I started my Byzantine coursework by looking into one of the greatest monuments in Constantinople, the Hagia Sophia. Andrea and I created a presentation about the church and how its structure shapes human experience. The Byzantines lined the church with art such as paintings and mosaics that were symbolic of Christian saints and figures. Visual art was an aid in the religious experience to the Byzantines. The Hagia Sophia is most known for its grand architectural design, most notably its massive dome. The rounded ceiling of the dome helped spread sound throughout the space by means of echo and reverb. It had many windows to not only let in light but also so the dome structure itself was less heavy. The gold used for decoration and in the mosaics was illuminated when hit by light, thus creating a heavenly feel. Its marble floor had two purposes. One was a visual effect, supposedly made to look like the Bosphorus. The hard marble floor helps make more echo for carrying sound. The Hagia Sophia was intentionally designed to have these qualities that helped shape an earthly experience into one that was as otherworldly as possible.

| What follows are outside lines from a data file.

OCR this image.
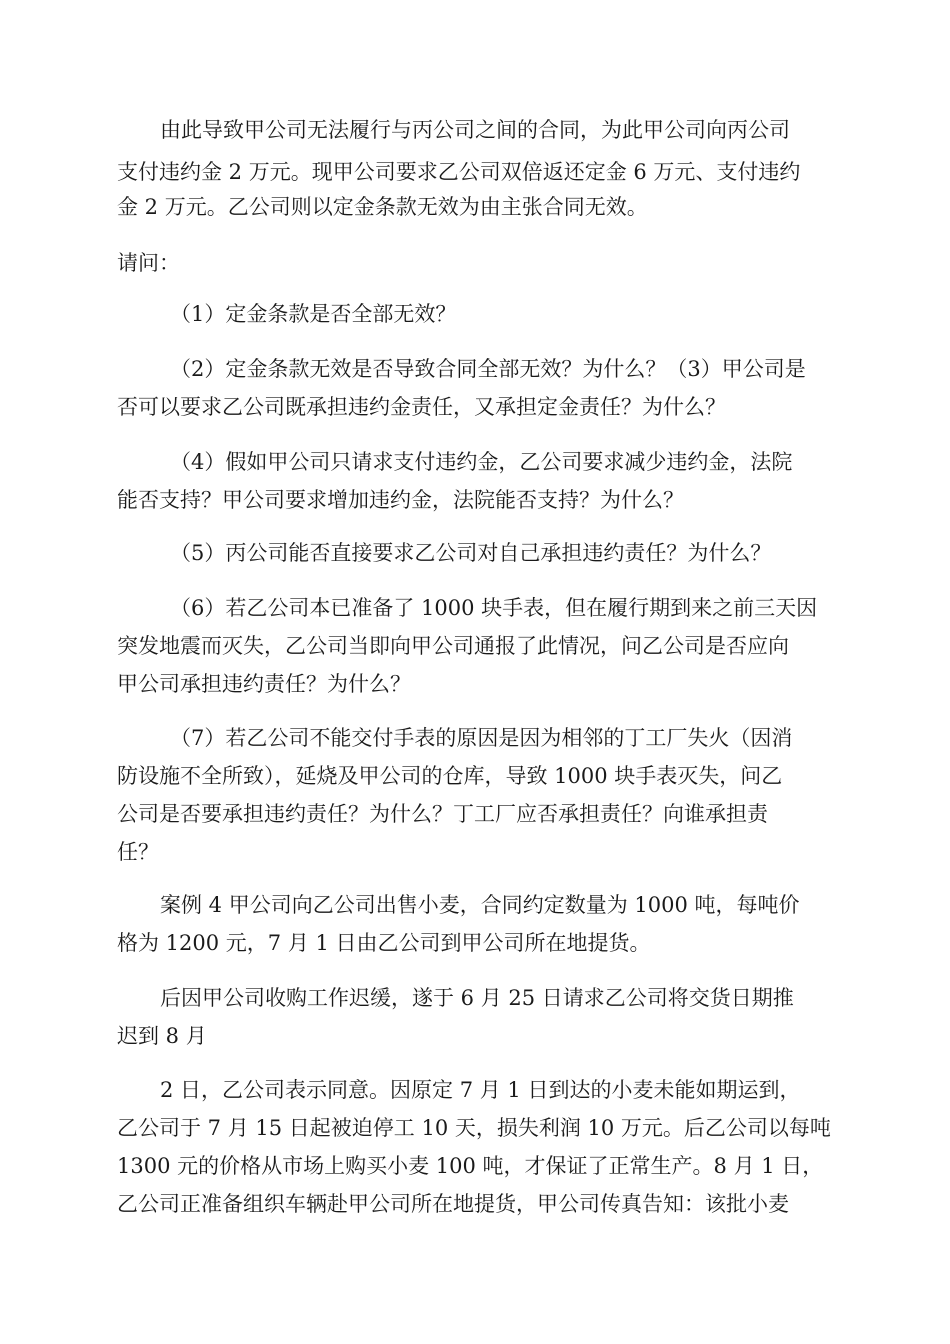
由此导致甲公司无法履行与丙公司之间的合同，为此甲公司向丙公司
支付违约金 2 万元。现甲公司要求乙公司双倍返还定金 6 万元、支付违约
金 2 万元。乙公司则以定金条款无效为由主张合同无效。
请问：
（1）定金条款是否全部无效？
（2）定金条款无效是否导致合同全部无效？为什么？（3）甲公司是
否可以要求乙公司既承担违约金责任，又承担定金责任？为什么？
（4）假如甲公司只请求支付违约金，乙公司要求减少违约金，法院
能否支持？甲公司要求增加违约金，法院能否支持？为什么？
（5）丙公司能否直接要求乙公司对自己承担违约责任？为什么？
（6）若乙公司本已准备了 1000 块手表，但在履行期到来之前三天因
突发地震而灭失，乙公司当即向甲公司通报了此情况，问乙公司是否应向
甲公司承担违约责任？为什么？
（7）若乙公司不能交付手表的原因是因为相邻的丁工厂失火（因消
防设施不全所致），延烧及甲公司的仓库，导致 1000 块手表灭失，问乙
公司是否要承担违约责任？为什么？丁工厂应否承担责任？向谁承担责
任？
案例 4 甲公司向乙公司出售小麦，合同约定数量为 1000 吨，每吨价
格为 1200 元，7 月 1 日由乙公司到甲公司所在地提货。
后因甲公司收购工作迟缓，遂于 6 月 25 日请求乙公司将交货日期推
迟到 8 月
2 日，乙公司表示同意。因原定 7 月 1 日到达的小麦未能如期运到，
乙公司于 7 月 15 日起被迫停工 10 天，损失利润 10 万元。后乙公司以每吨
1300 元的价格从市场上购买小麦 100 吨，才保证了正常生产。8 月 1 日，
乙公司正准备组织车辆赴甲公司所在地提货，甲公司传真告知：该批小麦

For my ekphrasis essay I focused in on a specific element of the Hagia Sophia. I looked into a singular piece of art inside the church, the mosaic Deesis. This mosaic depicts the popular scene of the Virgin Mary, Christ, and St. John the Baptist. This giant piece of art is nearly 15 feet tall and made up of tons of tiny stones and glass that are very reflective in light. I looked into how this specific example of religious art comments on Byzantine culture. Most of the art was made strictly for religious purposes. This tells us how religion was the center of life in Byzantine Constantinople. The art of this time wasn’t made to look very realistic or technically advanced. Art was made as an aid for faith, not to stand by itself. Art was supposed to represent and get across messages of spirituality. Artists wanted to make artwork for the church, for if they were contracted to make something for them, that was work of a very high level. Visual art was an important element to the Byzantines. It contributed to the experience people had as they went to church. The architecture and intentional design of the Hagia Sophia was one way the goers experience was shaped, but the art and visuals of the inside was a whole other aspect in how it could create a spiritual experience.
The last assignment I did that was about the Byzantine’s was my connections essay, which was a broader, more general research paper that drew connections from the Byzantines to modern day culture. I dove more into architecture and how it can be used to shape our experiences. I mentioned how the Hagia Sophia had many intentional structural designs such as a dome for better acoustics, windows to let in more light for reflection, and marble floors that symbolized the Bosphorus. I compared that to my own experience of going to the Basilica of the Sacred Heart at Notre Dame in Indiana. There were big pillars and religious art everywhere. I could draw comparisons from the two churches in my head and see how some of the same architectural designs are still implemented today. Architecture has a big impact on our psyches and we often don’t even realize it. I talked about how certain kinds of architecture can be designed to make someone feel bad or scared. I used the example of prisons and a source that studied the effects of solitary confinement on prisoners. It went into more detail about how your surroundings can affect you mentally, but in this example it affected people negatively. These were the connections I made between Byzantine culture and modern day.